In early May, about a year after returning from South Africa, Metcalf, presented her senior honors thesis —“Death of a Dream: Race, Colonialism, and the Politics of Space on University Campuses in South Africa”—as a culmination of her anthropological fieldwork.

Each year as their final semester at the University comes to a close, seniors across disciplines pull together their final research projects and honors theses. Many students in the social sciences and humanities have spent much of their senior year pursuing intensive semester- and year-long research projects on domestic as well as global issues.

“The seniors explore topics for which they have an intellectual passion, then face down problems that are less defined than what they have typically found in the classroom,” says Steven Manly, a professor of physics who serves as the director of undergraduate research in the College. “In that way, the senior projects are the pinnacle of the students’ education at the University of Rochester.”

student standing on a beach in South Africa

Anna Metcalf ’17 on the beach at Cape Town, South Africa, where she conducted research for her senior honor thesis. (University photo)

Nina Baek ’17, a linguistics and French major also from Seattle, pursued a senior honors thesis in linguistics focusing on dialect discrimination in the American criminal justice system. Specifically, she looked at how African American Vernacular English (AAVE), a dialect spoken in many black communities, was interpreted by white juries.

“People have a generally negative perception of the dialect, and it leads a lot of juries to dismiss witness testimony or to have negative biases towards people that they’re judging,” Baek says, explaining her findings.

In addition to researching the scholarly literature, Baek recruited a participant from Rochester’s 19th Ward who spoke AAVE. Baek recorded their 16-minute conversation, transcribed it, and asked University undergraduates who were not familiar with AAVE to transcribe the interviews themselves. She found that the students didn’t recognize certain elements of AAVE grammar—likely, she concluded, because their own dialect didn’t have these elements.

“There are a lot of racial disparities in the criminal justice system, and not only do we have a disproportionate amount of minorities going through the system, but the actual process of criminal trials is making it even worse,” says Baek, who plans to continue to pursue this research following her year as a Fulbright English Teaching Assistant in Belgium next year.

While Metcalf and Baek performed mostly qualitative analyses, other social science students relied more on quantitative methods. Max Eber ’17, a mathematics and economics dual major from Brooklyn, New York, started his economics honors thesis with the premise that income inequality in the United States has been persistent. Wanting to explain why, he designed a study of income inequality in different congressional districts, comparing voter turnout and income bias in voter turnout.

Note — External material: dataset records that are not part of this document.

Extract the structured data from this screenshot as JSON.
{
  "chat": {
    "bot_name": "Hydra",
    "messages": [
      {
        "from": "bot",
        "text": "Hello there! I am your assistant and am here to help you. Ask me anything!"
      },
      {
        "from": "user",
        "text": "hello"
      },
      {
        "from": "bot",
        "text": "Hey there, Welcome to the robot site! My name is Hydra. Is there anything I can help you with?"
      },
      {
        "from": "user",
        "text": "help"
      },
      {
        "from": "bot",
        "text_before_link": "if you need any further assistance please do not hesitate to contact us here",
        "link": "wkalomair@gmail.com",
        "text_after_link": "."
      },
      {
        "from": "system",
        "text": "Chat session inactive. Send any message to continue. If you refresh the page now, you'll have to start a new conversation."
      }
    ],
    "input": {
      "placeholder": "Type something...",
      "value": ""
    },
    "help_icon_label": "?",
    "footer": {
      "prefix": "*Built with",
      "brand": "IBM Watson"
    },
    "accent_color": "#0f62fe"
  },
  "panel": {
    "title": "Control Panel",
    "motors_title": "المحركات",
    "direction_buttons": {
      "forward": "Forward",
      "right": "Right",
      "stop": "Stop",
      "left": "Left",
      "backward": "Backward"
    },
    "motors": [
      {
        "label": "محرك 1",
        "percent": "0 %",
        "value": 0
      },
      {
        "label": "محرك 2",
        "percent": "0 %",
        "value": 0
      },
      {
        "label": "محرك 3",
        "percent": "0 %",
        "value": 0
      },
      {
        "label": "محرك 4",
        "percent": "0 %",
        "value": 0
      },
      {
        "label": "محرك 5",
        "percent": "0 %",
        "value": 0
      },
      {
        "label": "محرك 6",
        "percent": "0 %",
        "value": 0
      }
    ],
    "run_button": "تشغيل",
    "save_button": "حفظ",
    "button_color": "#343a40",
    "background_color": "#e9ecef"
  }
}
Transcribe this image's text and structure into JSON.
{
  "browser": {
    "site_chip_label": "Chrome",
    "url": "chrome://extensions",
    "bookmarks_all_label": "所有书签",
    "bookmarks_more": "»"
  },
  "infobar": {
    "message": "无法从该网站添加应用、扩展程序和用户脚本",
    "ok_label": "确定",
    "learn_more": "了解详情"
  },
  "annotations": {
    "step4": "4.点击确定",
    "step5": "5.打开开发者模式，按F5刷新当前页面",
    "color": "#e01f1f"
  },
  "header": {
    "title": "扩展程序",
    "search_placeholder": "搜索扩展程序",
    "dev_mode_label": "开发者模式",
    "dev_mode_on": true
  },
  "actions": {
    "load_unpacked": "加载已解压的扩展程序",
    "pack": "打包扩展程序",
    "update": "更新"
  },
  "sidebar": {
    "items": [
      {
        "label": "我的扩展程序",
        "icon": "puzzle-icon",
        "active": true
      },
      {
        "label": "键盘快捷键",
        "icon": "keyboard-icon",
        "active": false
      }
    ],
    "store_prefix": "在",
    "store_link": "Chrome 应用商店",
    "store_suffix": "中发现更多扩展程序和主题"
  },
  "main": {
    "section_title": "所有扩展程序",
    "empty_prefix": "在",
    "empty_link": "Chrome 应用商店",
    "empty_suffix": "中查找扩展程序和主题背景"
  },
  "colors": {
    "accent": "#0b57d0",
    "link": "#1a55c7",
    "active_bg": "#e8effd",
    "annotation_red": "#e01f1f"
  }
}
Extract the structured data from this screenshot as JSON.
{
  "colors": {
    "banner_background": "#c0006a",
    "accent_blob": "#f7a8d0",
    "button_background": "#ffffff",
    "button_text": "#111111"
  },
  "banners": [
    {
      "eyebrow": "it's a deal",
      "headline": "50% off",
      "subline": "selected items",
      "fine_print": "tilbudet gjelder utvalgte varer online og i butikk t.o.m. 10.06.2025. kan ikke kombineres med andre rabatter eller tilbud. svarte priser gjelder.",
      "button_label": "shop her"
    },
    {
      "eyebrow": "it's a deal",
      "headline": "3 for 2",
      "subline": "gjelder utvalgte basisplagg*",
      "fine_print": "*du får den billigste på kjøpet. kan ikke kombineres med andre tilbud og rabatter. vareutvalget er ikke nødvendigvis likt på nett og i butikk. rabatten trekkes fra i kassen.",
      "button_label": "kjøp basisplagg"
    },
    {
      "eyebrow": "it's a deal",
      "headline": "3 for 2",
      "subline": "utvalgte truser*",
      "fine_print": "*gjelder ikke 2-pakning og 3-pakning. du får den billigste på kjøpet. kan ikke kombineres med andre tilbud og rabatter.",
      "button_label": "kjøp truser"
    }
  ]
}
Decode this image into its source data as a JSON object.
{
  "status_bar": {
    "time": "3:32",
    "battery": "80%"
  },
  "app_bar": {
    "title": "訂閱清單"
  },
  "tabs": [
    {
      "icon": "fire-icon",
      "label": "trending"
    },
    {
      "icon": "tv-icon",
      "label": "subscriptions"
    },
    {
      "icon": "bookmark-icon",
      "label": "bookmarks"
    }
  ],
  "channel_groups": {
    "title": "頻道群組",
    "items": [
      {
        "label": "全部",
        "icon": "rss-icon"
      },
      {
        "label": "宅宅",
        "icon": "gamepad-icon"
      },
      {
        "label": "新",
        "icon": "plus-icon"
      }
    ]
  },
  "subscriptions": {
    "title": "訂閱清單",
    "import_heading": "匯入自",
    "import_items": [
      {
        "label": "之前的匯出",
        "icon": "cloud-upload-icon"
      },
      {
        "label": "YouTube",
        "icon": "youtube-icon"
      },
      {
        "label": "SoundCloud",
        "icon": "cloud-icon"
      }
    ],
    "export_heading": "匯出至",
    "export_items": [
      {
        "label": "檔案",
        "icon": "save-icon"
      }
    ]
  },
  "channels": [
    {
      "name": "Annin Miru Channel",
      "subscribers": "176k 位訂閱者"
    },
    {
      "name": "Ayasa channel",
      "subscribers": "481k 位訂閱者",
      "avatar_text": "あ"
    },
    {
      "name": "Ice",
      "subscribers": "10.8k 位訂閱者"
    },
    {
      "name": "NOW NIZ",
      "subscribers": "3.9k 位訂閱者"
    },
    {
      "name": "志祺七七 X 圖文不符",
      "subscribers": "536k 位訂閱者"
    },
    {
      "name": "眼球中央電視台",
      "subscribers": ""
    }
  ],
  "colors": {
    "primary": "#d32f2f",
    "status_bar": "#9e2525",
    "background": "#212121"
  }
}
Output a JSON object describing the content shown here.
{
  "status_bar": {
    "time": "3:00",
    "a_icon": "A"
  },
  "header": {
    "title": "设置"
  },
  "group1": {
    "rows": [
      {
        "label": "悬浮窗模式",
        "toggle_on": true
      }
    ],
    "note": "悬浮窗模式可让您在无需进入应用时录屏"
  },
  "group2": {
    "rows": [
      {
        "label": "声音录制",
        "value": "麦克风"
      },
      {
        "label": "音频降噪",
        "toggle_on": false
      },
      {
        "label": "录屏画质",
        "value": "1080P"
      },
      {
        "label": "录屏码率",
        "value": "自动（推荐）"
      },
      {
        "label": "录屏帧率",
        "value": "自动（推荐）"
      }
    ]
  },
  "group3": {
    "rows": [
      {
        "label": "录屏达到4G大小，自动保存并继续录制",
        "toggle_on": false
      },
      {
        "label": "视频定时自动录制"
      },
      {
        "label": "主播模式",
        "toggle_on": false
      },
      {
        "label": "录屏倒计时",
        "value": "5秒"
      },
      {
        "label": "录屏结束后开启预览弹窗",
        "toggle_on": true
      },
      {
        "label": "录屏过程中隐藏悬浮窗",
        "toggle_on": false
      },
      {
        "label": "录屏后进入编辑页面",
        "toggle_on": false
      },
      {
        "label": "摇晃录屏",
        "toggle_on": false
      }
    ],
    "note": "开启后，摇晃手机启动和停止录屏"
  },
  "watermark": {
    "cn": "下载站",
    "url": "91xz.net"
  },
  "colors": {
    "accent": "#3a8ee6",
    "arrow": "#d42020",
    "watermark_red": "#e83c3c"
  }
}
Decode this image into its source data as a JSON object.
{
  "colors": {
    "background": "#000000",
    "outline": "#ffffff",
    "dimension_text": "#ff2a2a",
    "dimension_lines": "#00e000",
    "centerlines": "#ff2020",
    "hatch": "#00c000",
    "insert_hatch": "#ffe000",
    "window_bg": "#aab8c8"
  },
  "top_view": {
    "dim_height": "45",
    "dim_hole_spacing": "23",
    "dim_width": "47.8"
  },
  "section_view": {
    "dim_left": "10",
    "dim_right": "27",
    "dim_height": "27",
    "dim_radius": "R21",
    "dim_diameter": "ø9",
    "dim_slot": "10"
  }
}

“The idea is that, theoretically, if we vote in our own [economic] self-interest, the candidates that wealthy people support would most likely represent pro-wealthy interests,” Eber explains. “So my thinking was, are those people representing pro-wealthy interests actually wealthy themselves?”

Alex Crawford ’17 completed a study on Citizens United vs. Federal Elections Commission, the 2010 Supreme Court decision that overturned certain limitations on corporate political spending used to sway voters to support candidates.

“I was interested in trying to capture why corporations spend money on politics,” says Crawford, a political science and financial economics double major from Webster, New York.

He thought that because corporations could spend on political campaigns after the decision, he could show an effect on taxation. After analyzing corporate tax revenues and policy data from the US Census Bureau, he didn’t find evidence of a direct relationship. But he was excited to be able to contribute to a growing debate on Citizens United.

“The decision itself has kind of morphed into a buzzword of just money and politics in general, and there’s still a lot of debate over the decision itself,” he says.